The First Classic Sci Fi Movie Was Way Ahead of Its Time. It’s a Modern Science Fiction Story Created 10 Years Before Modern Science Fiction
Going a little out of order but so what. Metropolis is a classic of the silent era. It’s one of the first great science fiction films. Most impressively it is a modern science fiction story that was made a full decade before modern science fiction really got started. The term “Science Fiction” wasn’t even in use at the time. Hugo Gernsback is credited with coming up with the term “scientifiction” in 1926 but switched to the easier to understand and pronounce “science fiction” in 1929.
In 1937 John W. Campbell became the editor of Astounding and instituted a policy that moved the genre from the pulp fantasies of the 1920s into what we now call Science Fiction; stories based on speculation about the future, where some advancement or discovery becomes the basis for the conflict and the plot.
Campbell’s policies ushered in writers like Robert Heinlein and Arthur C. Clark and took the genre out of the Flash Gordon/Buck Rogers era and moved it towards works like Dune and Childhood’s End.
But all of that lay a decade in the future when Metropolis premiered.

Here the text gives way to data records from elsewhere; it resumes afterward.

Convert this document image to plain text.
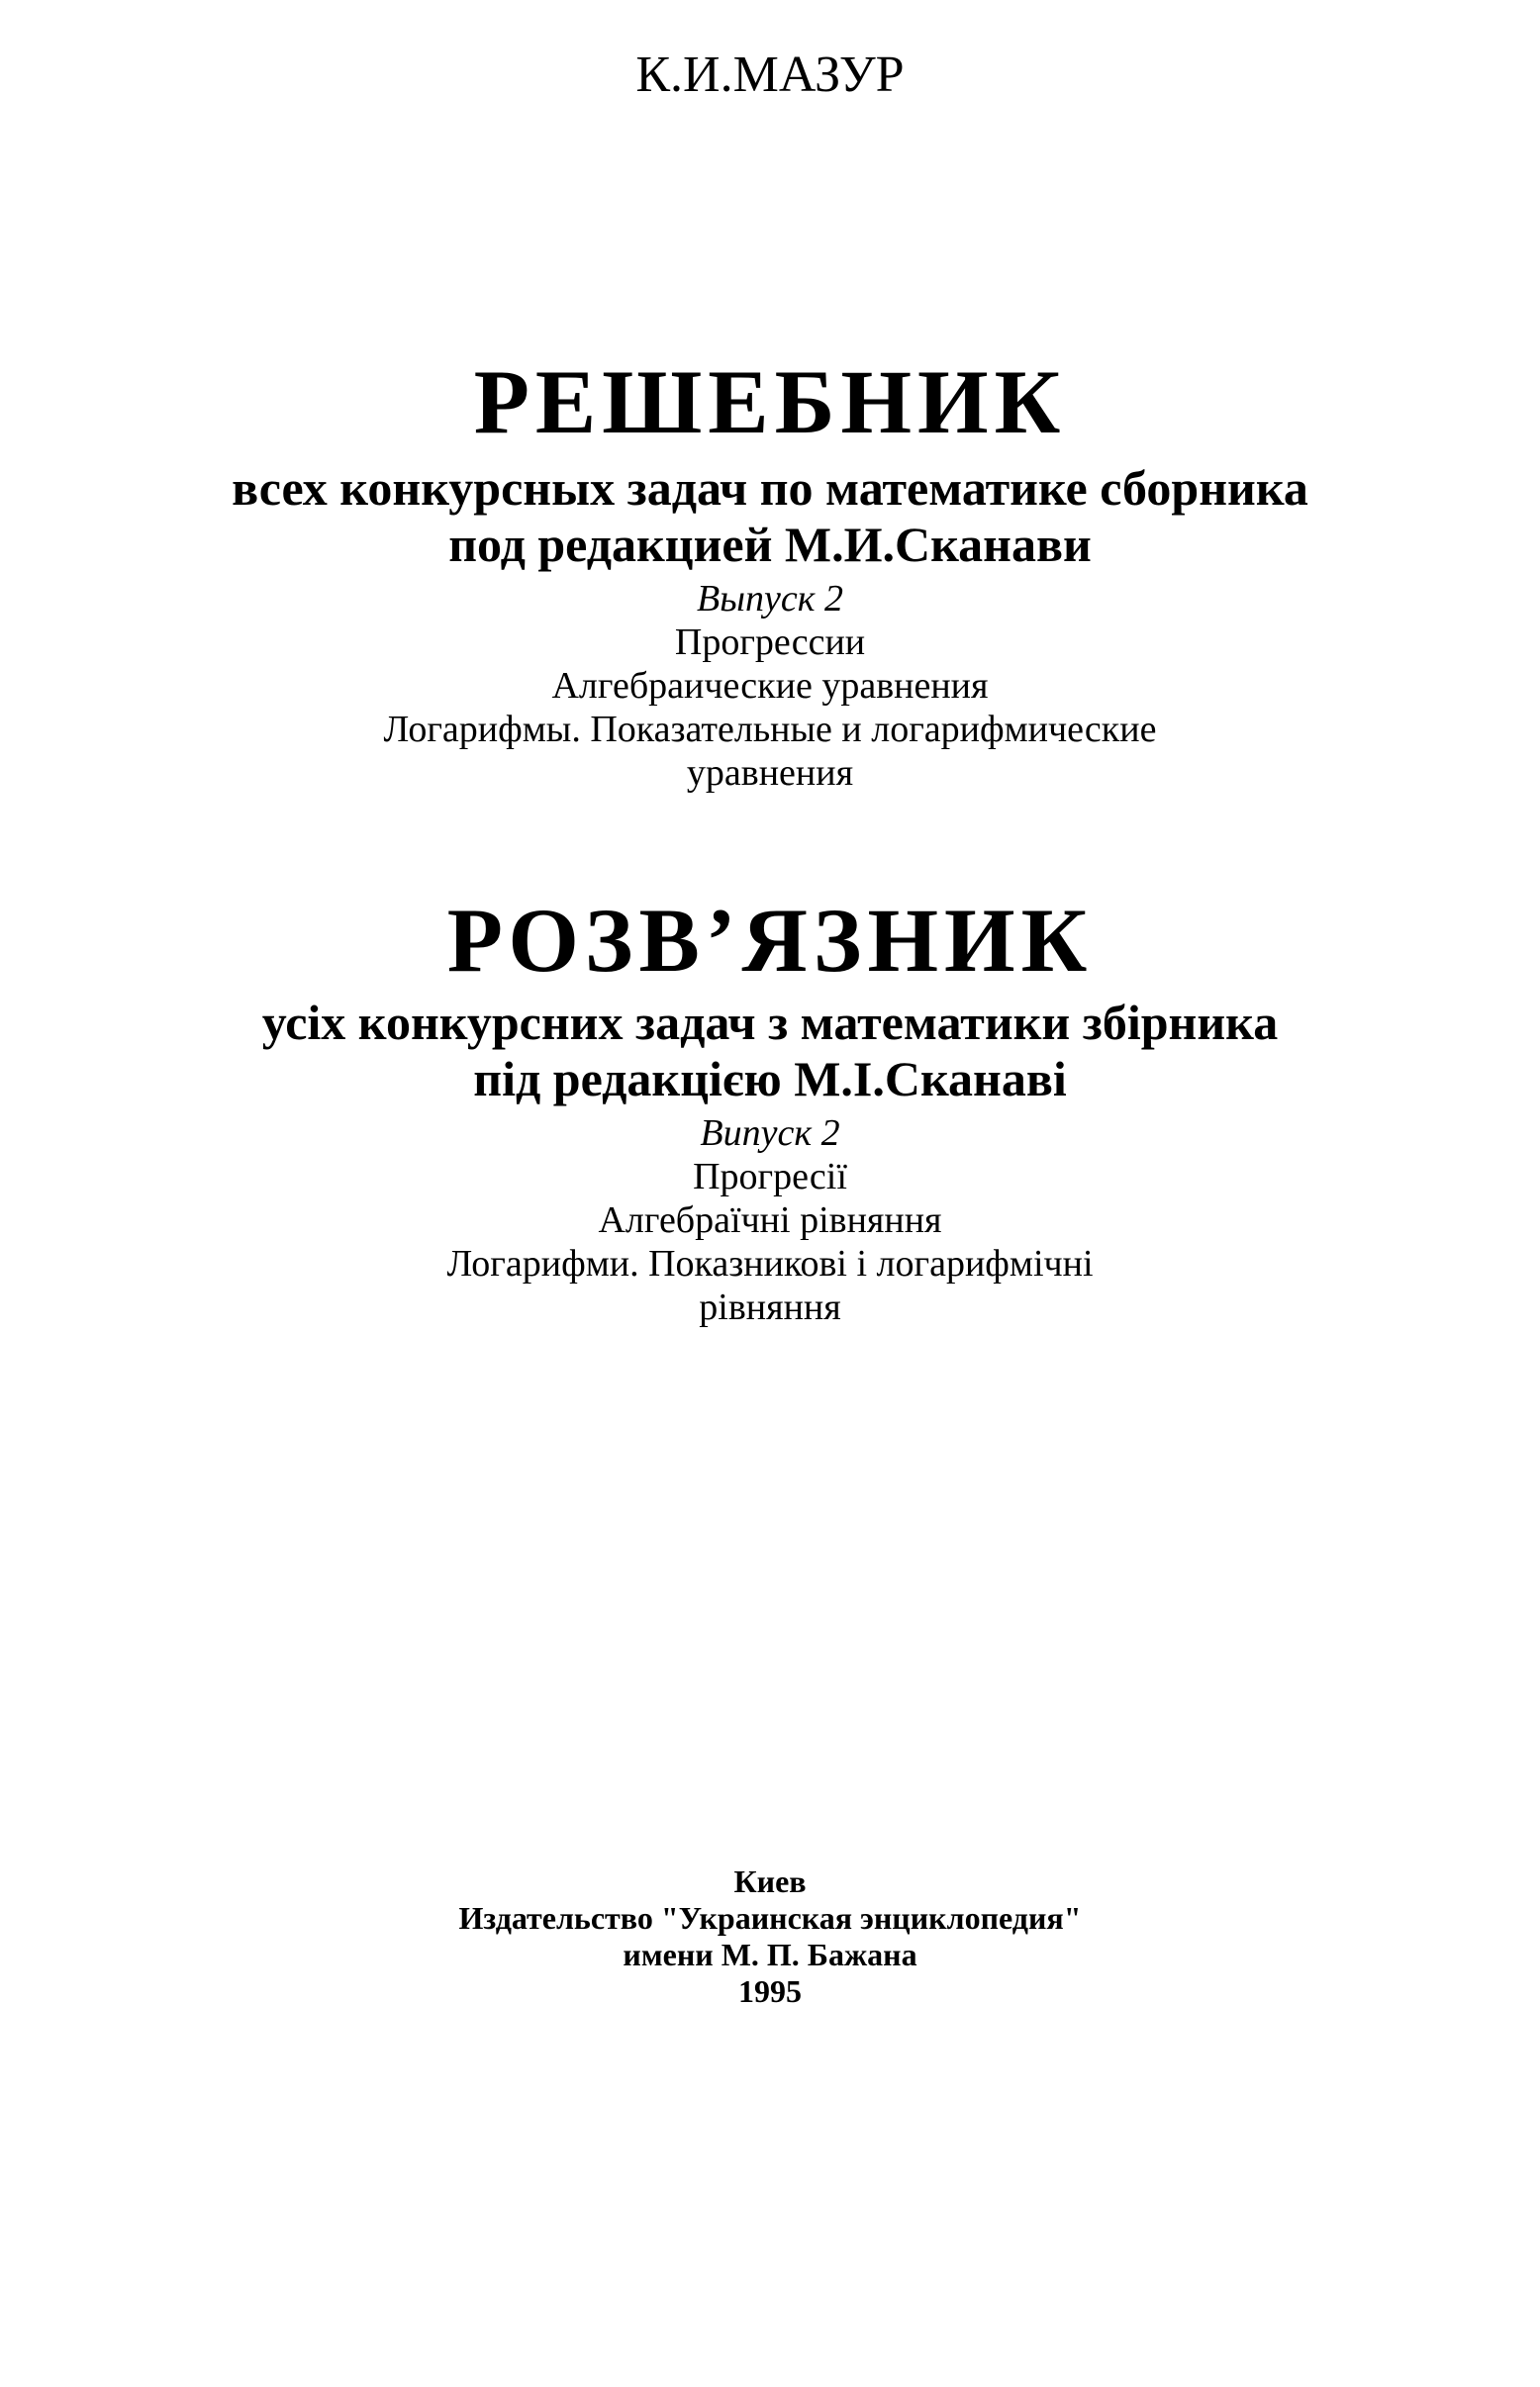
К.И.МАЗУР
РЕШЕБНИК
всех конкурсных задач по математике сборника
под редакцией М.И.Сканави
Выпуск 2
Прогрессии
Алгебраические уравнения
Логарифмы. Показательные и логарифмические
уравнения
РОЗВ’ЯЗНИК
усіх конкурсних задач з математики збірника
під редакцією М.І.Сканаві
Випуск 2
Прогресії
Алгебраїчні рівняння
Логарифми. Показникові і логарифмічні
рівняння
Киев
Издательство "Украинская энциклопедия"
имени М. П. Бажана
1995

But Campbell probably would have approved of most of the film if not the entire work. There is some mysticism but mostly what people take away from this film is the incredible vision of the future.
The sharp divide between the workers and the rich is something that was going on in society in the ‘20s. Fritz Lang simply extrapolated what would happen if the trend continued. Something that is very Campbellian. The movie didn’t invent the dystopia but it was one of the first to portray it in such stark terms.
The term “robot” had only just been invented. The play R.U.R. premiered in 1921, just 6 years prior to this film. Yet here we see one of the definitive robots in sci fi. Not only that, but a robot duplicate; a trope that would reappear again and again from the Twilight Zone to Austin Powers.
And of course you can’t have a robot duplicate without a mad scientist.
All of this combined to make a classic that was in every sense of the word ahead of its time; every bit as ground breaking in its subject matter and story as with its visuals which became the standard for science fiction design throughout the ‘30s and early ‘40s.